Она отдала костыль нянечке, которая стояла к ней ближе всех, обеими руками, покачнувшись, протянула букет портрету. Мы дружно повторили:

Сталину родному

Собрала букет!

Тайка стояла, не шаталась, и мы загремели хором:

— Спасибо великому Сталину за наше счастливое детство!

Теперь Тайка сунула букет командиру прямо в лицо, она устала стоять на одной ноге без костыля.

А командир взял букет и вдруг заплакал. И опустил лицо в цветы.

Маленькая взъерошенная Тайка стояла перед ним, подняв лицо и разинув рот. Ее серый халат всегда сбивался из-за костылей, на груди и на спине получался мешок, как будто там были горбы.

Тайка совсем не была горбатой, у нее болел тазобедренный сустав и правая нога от этого сильно укоротилась. Ну подумаешь, хромота! А командир, наверное, подумал, что она и с хромотой и с горбами, и ему стало ее жалко...

Как мы были поражены, что настоящий боевой командир ни с того ни с сего, да еще на празднике, да еще перед всем честным народом и перед портретом товарища Сталина, заплакал! Как же так? Он же — взрослый! Он — военный! Он — командир!..

Мы притихли, как мыши.

Но тут доктор Ваграм Петрович улыбнулся Тайке, обнял ее, поцеловал в щеку и захлопал.

И все няни, сестры, врачи, воспитательницы и старшие дети захлопали. Тогда и мы принялись бить в ладоши, и Тайка, раскрасневшаяся и гордая, вернулась к своему упавшему костылю.

— А мой папа никогда не плачет! — говорили мы друг другу, когда нас развозили по палатам.

Наш номер с маками оказался лучшим! Нам дольше всех хлопали!

Нас очень хвалили за маки.

Да, наши маки были совсем как настоящие. Но их никогда не грело солнце, не качал ветер, в них не забирались пчелы, на них не падала утренняя роса. И живой водой их спрыснуть нельзя, они совсем размокнут, и бумага расползется, вылезет голая проволока и повиснут нитки в катышках клея...

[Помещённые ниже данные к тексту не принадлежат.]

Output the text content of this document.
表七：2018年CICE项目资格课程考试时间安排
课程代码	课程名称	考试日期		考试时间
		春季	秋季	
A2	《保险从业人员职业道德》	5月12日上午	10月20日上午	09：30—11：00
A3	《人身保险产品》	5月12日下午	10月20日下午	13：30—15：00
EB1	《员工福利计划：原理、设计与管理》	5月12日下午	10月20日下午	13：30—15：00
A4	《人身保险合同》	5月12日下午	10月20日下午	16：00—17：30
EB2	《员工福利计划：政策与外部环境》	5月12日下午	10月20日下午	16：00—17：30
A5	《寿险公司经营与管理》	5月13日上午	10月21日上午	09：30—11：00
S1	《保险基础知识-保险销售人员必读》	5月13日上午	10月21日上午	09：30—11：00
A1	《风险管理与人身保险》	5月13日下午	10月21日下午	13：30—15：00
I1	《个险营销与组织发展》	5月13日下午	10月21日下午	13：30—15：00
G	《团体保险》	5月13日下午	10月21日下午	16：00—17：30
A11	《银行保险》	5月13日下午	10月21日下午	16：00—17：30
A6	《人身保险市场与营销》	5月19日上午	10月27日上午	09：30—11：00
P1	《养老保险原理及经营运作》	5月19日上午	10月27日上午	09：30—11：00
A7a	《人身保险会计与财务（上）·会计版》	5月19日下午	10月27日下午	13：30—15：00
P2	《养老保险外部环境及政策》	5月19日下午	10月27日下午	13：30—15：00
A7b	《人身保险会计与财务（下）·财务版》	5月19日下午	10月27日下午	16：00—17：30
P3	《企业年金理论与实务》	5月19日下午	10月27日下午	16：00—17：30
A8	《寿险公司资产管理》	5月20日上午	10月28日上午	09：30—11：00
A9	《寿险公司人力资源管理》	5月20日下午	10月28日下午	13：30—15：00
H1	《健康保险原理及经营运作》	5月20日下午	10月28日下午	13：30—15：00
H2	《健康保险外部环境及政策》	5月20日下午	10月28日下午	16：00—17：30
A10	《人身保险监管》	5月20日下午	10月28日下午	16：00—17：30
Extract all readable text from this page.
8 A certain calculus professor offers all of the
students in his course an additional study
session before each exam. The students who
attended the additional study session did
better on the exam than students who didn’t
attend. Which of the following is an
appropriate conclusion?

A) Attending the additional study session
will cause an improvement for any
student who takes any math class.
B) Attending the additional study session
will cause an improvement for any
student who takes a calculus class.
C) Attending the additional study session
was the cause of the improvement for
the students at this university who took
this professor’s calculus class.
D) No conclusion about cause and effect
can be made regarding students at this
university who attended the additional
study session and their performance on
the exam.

Зато они будут стоять у портрета товарища Сталина на полочке! И все, кто на них посмотрит, скажет, что мы — молодцы, настоящие мастерицы... Может быть, даже кто-нибудь расскажет товарищу Сталину о наших маках... И он очень обрадуется.

Жизнь шла своим чередом.

Позвоночник мой окреп, и мне разрешили вставать. Сначала меня ставили на пол около кровати на две минуты (так кружилась голова, что я не успевала ничего почувствовать), потом — на четыре, на шесть — до десяти минут, и снова: на две, на четыре... (С утра готовишься к великому моменту вставания!). Голова больше не кружится почти, только ноги слабые дрожат, зато все видишь совсем по-другому. Весь мир открывается с иной стороны. Какое блаженство — стоять!